Step 2: Implement Compensating Actions

Release Reserved Funds

[FunctionName("ReleaseFundsActivity")]  
public static async Task ReleaseFunds(  
    [ActivityTrigger] Guid reservationId,  
    ILogger log)  
{  
    await _bankService.ReleaseReservationAsync(reservationId);  
    log.LogInformation($"Released funds for reservation {reservationId}");  
}

Refund Customer Charge

[FunctionName("RefundChargeActivity")]  
public static async Task RefundCharge(  
    [ActivityTrigger] string chargeId,  
    ILogger log)  
{  
    await _paymentGateway.RefundAsync(chargeId);  
    log.LogInformation($"Refunded charge {chargeId}");  
}

Key Features

1. Compensation Guarantees

  • Atomicity: Each step is undone if subsequent steps fail.

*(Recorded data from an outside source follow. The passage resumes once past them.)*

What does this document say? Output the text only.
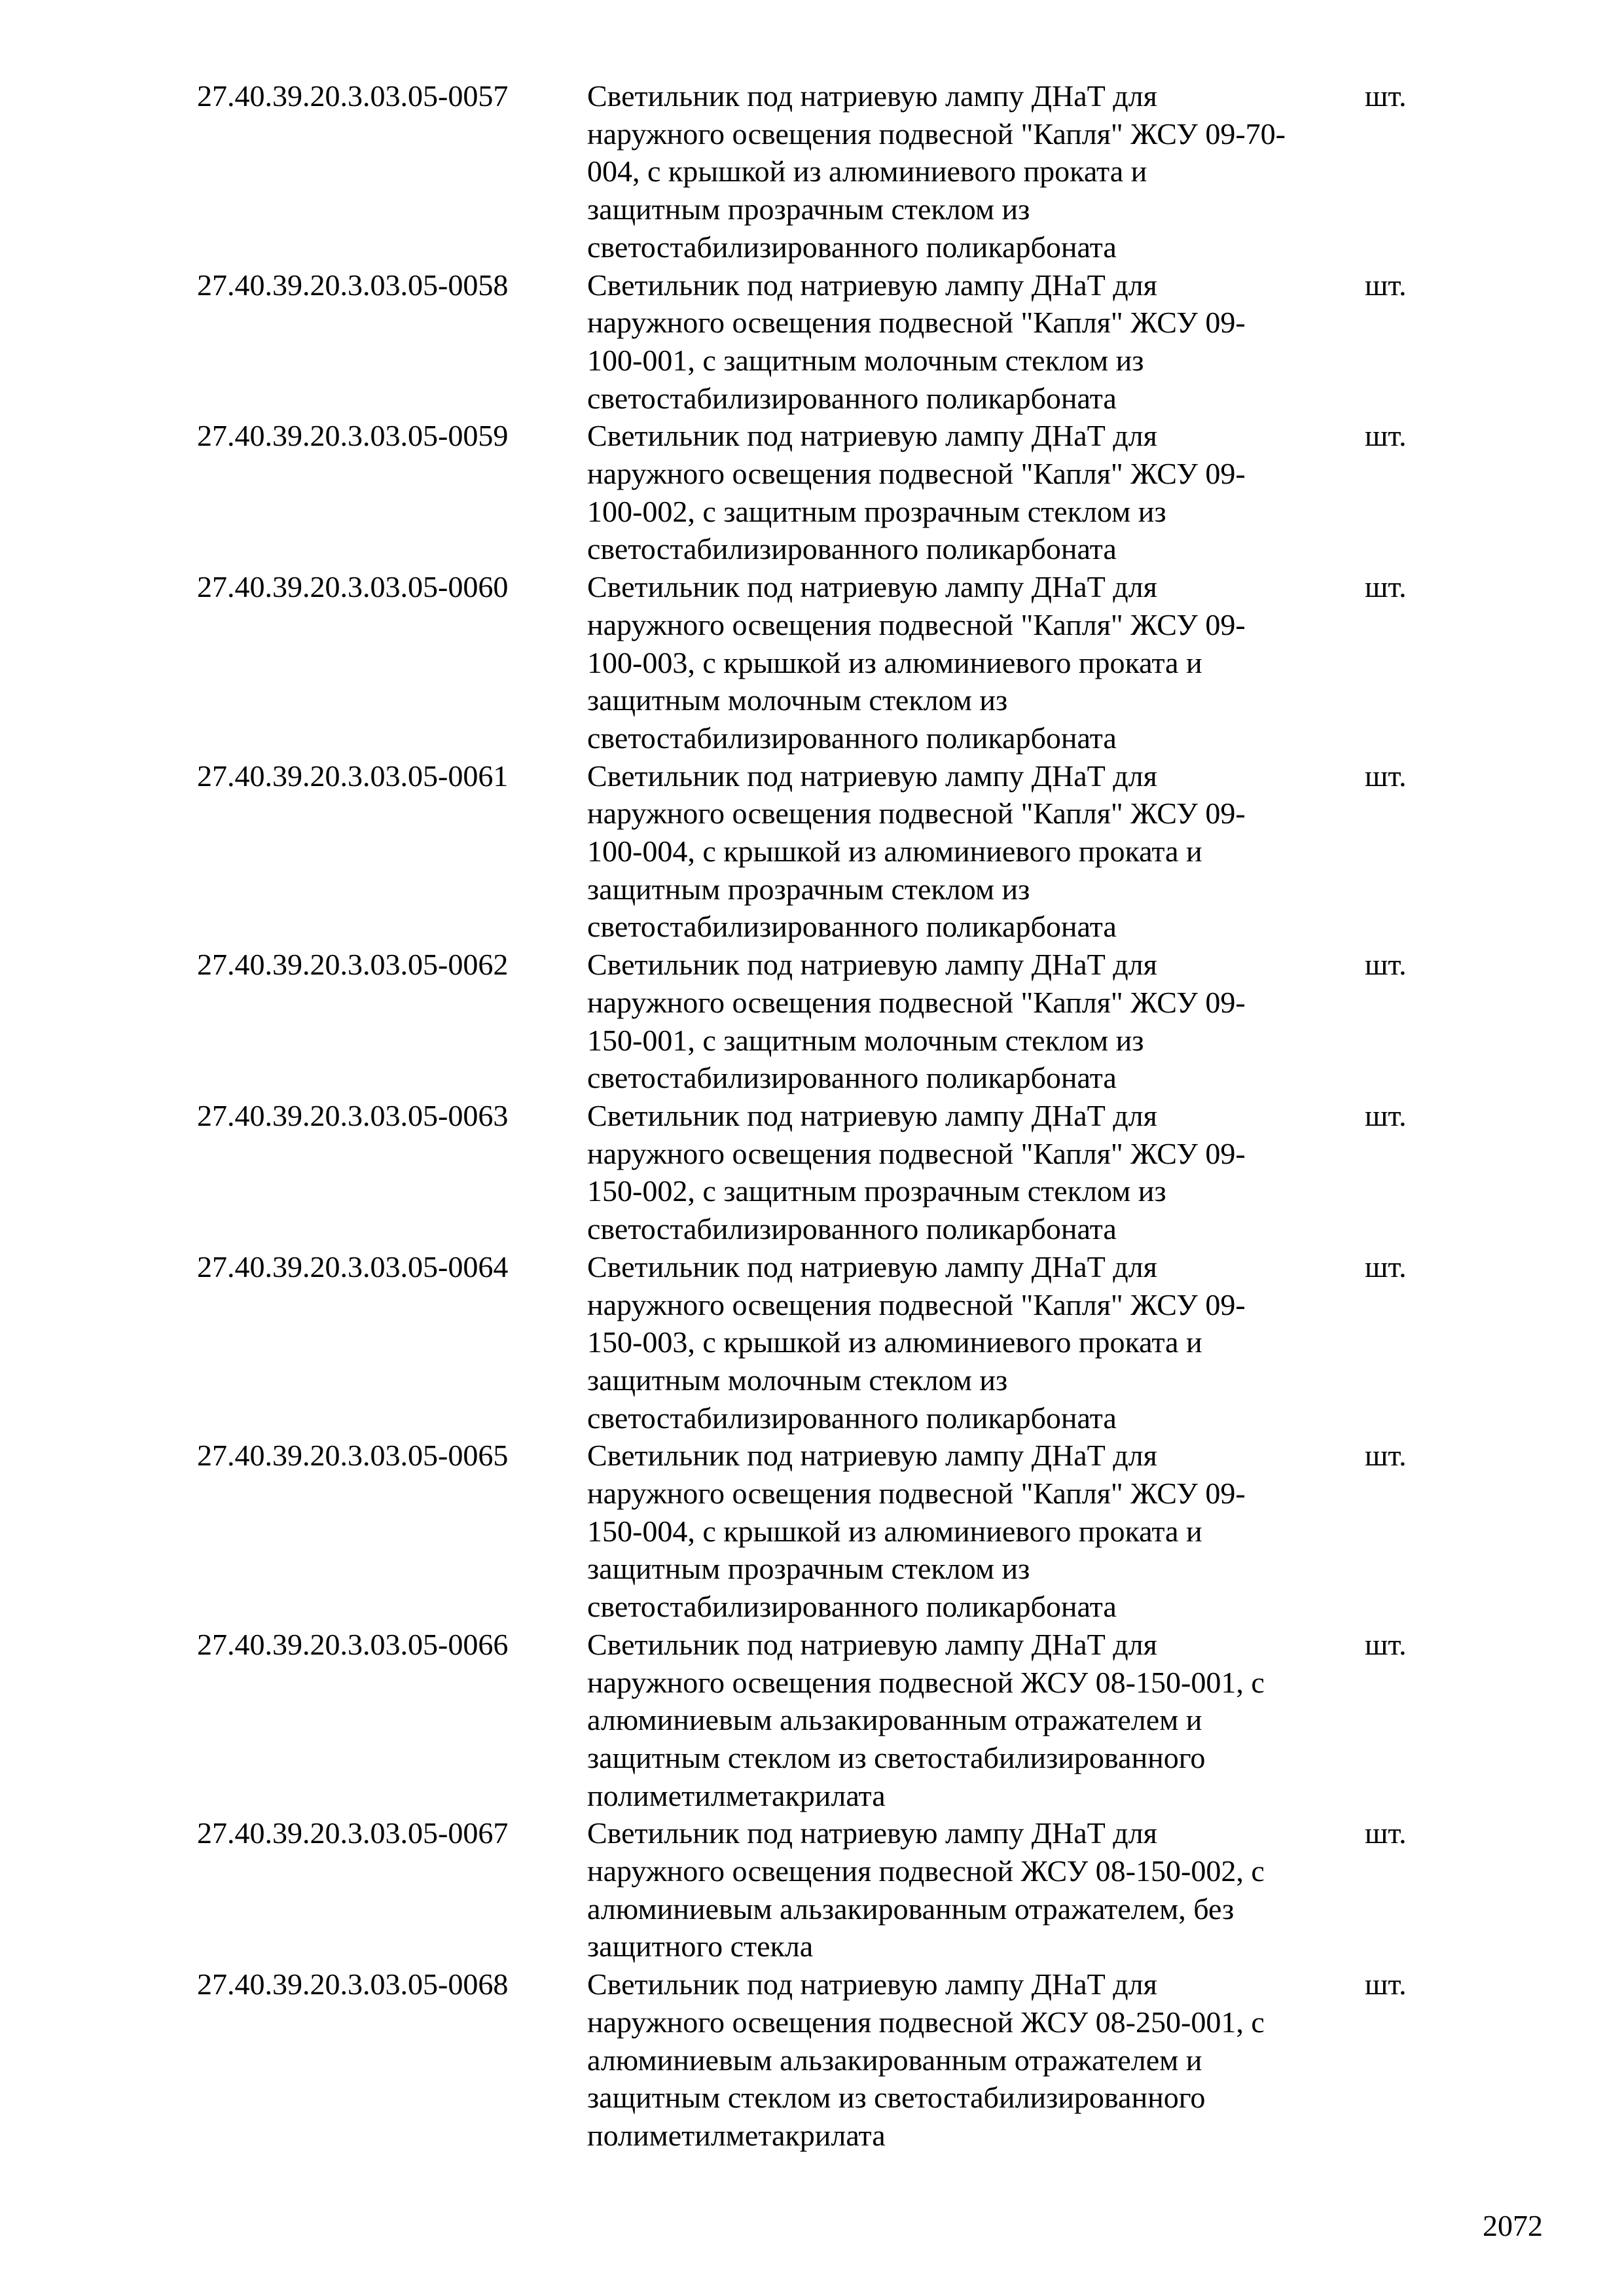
27.40.39.20.3.03.05-0057	Светильник под натриевую лампу ДНаТ для
наружного освещения подвесной "Капля" ЖСУ 09-70-
004, с крышкой из алюминиевого проката и
защитным прозрачным стеклом из
светостабилизированного поликарбоната
шт.
27.40.39.20.3.03.05-0058	Светильник под натриевую лампу ДНаТ для
наружного освещения подвесной "Капля" ЖСУ 09-
100-001, с защитным молочным стеклом из
светостабилизированного поликарбоната
шт.
27.40.39.20.3.03.05-0059	Светильник под натриевую лампу ДНаТ для
наружного освещения подвесной "Капля" ЖСУ 09-
100-002, с защитным прозрачным стеклом из
светостабилизированного поликарбоната
шт.
27.40.39.20.3.03.05-0060	Светильник под натриевую лампу ДНаТ для
наружного освещения подвесной "Капля" ЖСУ 09-
100-003, с крышкой из алюминиевого проката и
защитным молочным стеклом из
светостабилизированного поликарбоната
шт.
27.40.39.20.3.03.05-0061	Светильник под натриевую лампу ДНаТ для
наружного освещения подвесной "Капля" ЖСУ 09-
100-004, с крышкой из алюминиевого проката и
защитным прозрачным стеклом из
светостабилизированного поликарбоната
шт.
27.40.39.20.3.03.05-0062	Светильник под натриевую лампу ДНаТ для
наружного освещения подвесной "Капля" ЖСУ 09-
150-001, с защитным молочным стеклом из
светостабилизированного поликарбоната
шт.
27.40.39.20.3.03.05-0063	Светильник под натриевую лампу ДНаТ для
наружного освещения подвесной "Капля" ЖСУ 09-
150-002, с защитным прозрачным стеклом из
светостабилизированного поликарбоната
шт.
27.40.39.20.3.03.05-0064	Светильник под натриевую лампу ДНаТ для
наружного освещения подвесной "Капля" ЖСУ 09-
150-003, с крышкой из алюминиевого проката и
защитным молочным стеклом из
светостабилизированного поликарбоната
шт.
27.40.39.20.3.03.05-0065	Светильник под натриевую лампу ДНаТ для
наружного освещения подвесной "Капля" ЖСУ 09-
150-004, с крышкой из алюминиевого проката и
защитным прозрачным стеклом из
светостабилизированного поликарбоната
шт.
27.40.39.20.3.03.05-0066	Светильник под натриевую лампу ДНаТ для
наружного освещения подвесной ЖСУ 08-150-001, с
алюминиевым альзакированным отражателем и
защитным стеклом из светостабилизированного
полиметилметакрилата
шт.
27.40.39.20.3.03.05-0067	Светильник под натриевую лампу ДНаТ для
наружного освещения подвесной ЖСУ 08-150-002, с
алюминиевым альзакированным отражателем, без
защитного стекла
шт.
27.40.39.20.3.03.05-0068	Светильник под натриевую лампу ДНаТ для
наружного освещения подвесной ЖСУ 08-250-001, с
алюминиевым альзакированным отражателем и
защитным стеклом из светостабилизированного
полиметилметакрилата
шт.
2072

  • Order: Compensate in reverse order (e.g., refund before releasing funds).

2. Retry Policies

Add retries to transient steps (e.g., payment gateway timeouts):

var retryOptions = new RetryOptions(  
    firstRetryInterval: TimeSpan.FromSeconds(2),  
    maxNumberOfAttempts: 3);  

await context.CallActivityWithRetryAsync(  
    "ChargeCustomerActivity",  
    retryOptions,  
    paymentRequest);

3. Idempotency

  • Use idempotency keys to avoid duplicate charges/refunds.

  • Track processed requests in Azure SQL or Cosmos DB:

var isDuplicate = await _repository.Exists(request.IdempotencyKey);  
if (isDuplicate) throw new DuplicateRequestException();

Best Practices

1. Logging & Monitoring

  • Log saga state changes to Application Insights.

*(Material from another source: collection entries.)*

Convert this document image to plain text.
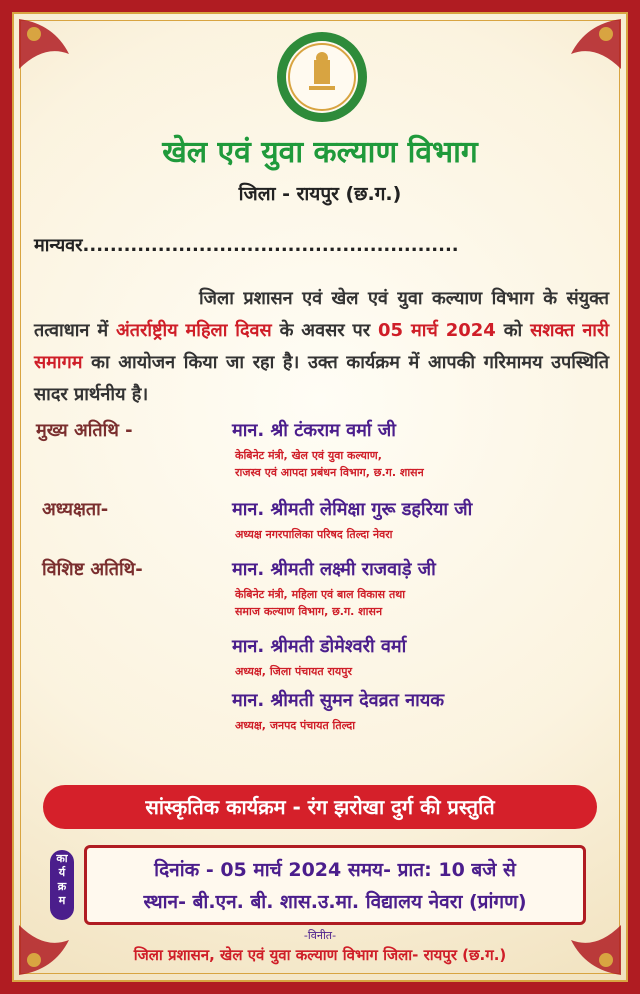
खेल एवं युवा कल्याण विभाग
जिला - रायपुर (छ.ग.)
मान्यवर.......................................................
जिला प्रशासन एवं खेल एवं युवा कल्याण विभाग के संयुक्त तत्वाधान में अंतर्राष्ट्रीय महिला दिवस के अवसर पर 05 मार्च 2024 को सशक्त नारी समागम का आयोजन किया जा रहा है। उक्त कार्यक्रम में आपकी गरिमामय उपस्थिति सादर प्रार्थनीय है।
मुख्य अतिथि -	मान. श्री टंकराम वर्मा जी
केबिनेट मंत्री, खेल एवं युवा कल्याण,
राजस्व एवं आपदा प्रबंधन विभाग, छ.ग. शासन
अध्यक्षता-	मान. श्रीमती लेमिक्षा गुरू डहरिया जी
अध्यक्ष नगरपालिका परिषद तिल्दा नेवरा
विशिष्ट अतिथि-	मान. श्रीमती लक्ष्मी राजवाड़े जी
केबिनेट मंत्री, महिला एवं बाल विकास तथा
समाज कल्याण विभाग, छ.ग. शासन
मान. श्रीमती डोमेश्वरी वर्मा
अध्यक्ष, जिला पंचायत रायपुर
मान. श्रीमती सुमन देवव्रत नायक
अध्यक्ष, जनपद पंचायत तिल्दा
सांस्कृतिक कार्यक्रम - रंग झरोखा दुर्ग की प्रस्तुति
का
र्य
क्र
म
दिनांक - 05 मार्च 2024 समय- प्रात: 10 बजे से
स्थान- बी.एन. बी. शास.उ.मा. विद्यालय नेवरा (प्रांगण)
-विनीत-
जिला प्रशासन, खेल एवं युवा कल्याण विभाग जिला- रायपुर (छ.ग.)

  • Use Durable Functions HTTP APIs to query orchestration status.

2. Alerting

  • Trigger alerts for:

    • Uncompensated failures.

    • Prolonged orchestrations.

3. Testing

  • Chaos Engineering: Use Azure Fault Injection Studio to simulate failures.

  • Unit Tests: Mock compensating actions.

4. Tooling

  • Azure Service Bus: For event-driven compensation triggers.

  • Azure Logic Apps: For human-in-the-loop approvals (e.g., manual refunds).


Real-World Use Case: Travel Booking Platform

Problem: Flight bookings failed after hotel reservations succeeded, leaving customers charged without bookings.

Solution:

  1. Saga Orchestrator:

    • Reserve Hotel → Reserve Flight → Charge Customer.

    • Compensate: Cancel Flight → Cancel Hotel → Refund.

  2. Results:

    • Reduced customer complaints by 90%.

    • Automated recovery for 95% of partial failures.


Saga vs. Other Patterns

PatternUse CaseProsCons
SagaDistributed transactionsNo distributed locks, scalableComplex compensation logic
2PCACID transactions (single database)Strong consistencyPoor scalability, blocking
Event SourcingAudit trails, replay abilityTemporal debuggingHigh storage costs

When to Use the Saga Pattern

  • Multi-Service Transactions: Payments, order fulfillment, travel bookings.

  • Eventual Consistency: Systems where temporary inconsistency is acceptable.

  • Long-Running Processes: Transactions spanning minutes/hours.


Conclusion

The Saga Pattern, combined with Azure Durable Functions, provides a robust way to handle partial failures in payment systems. By automating compensation and leveraging Azure’s serverless ecosystem, you can build resilient, self-healing workflows that maintain data consistency without monolithic transactions.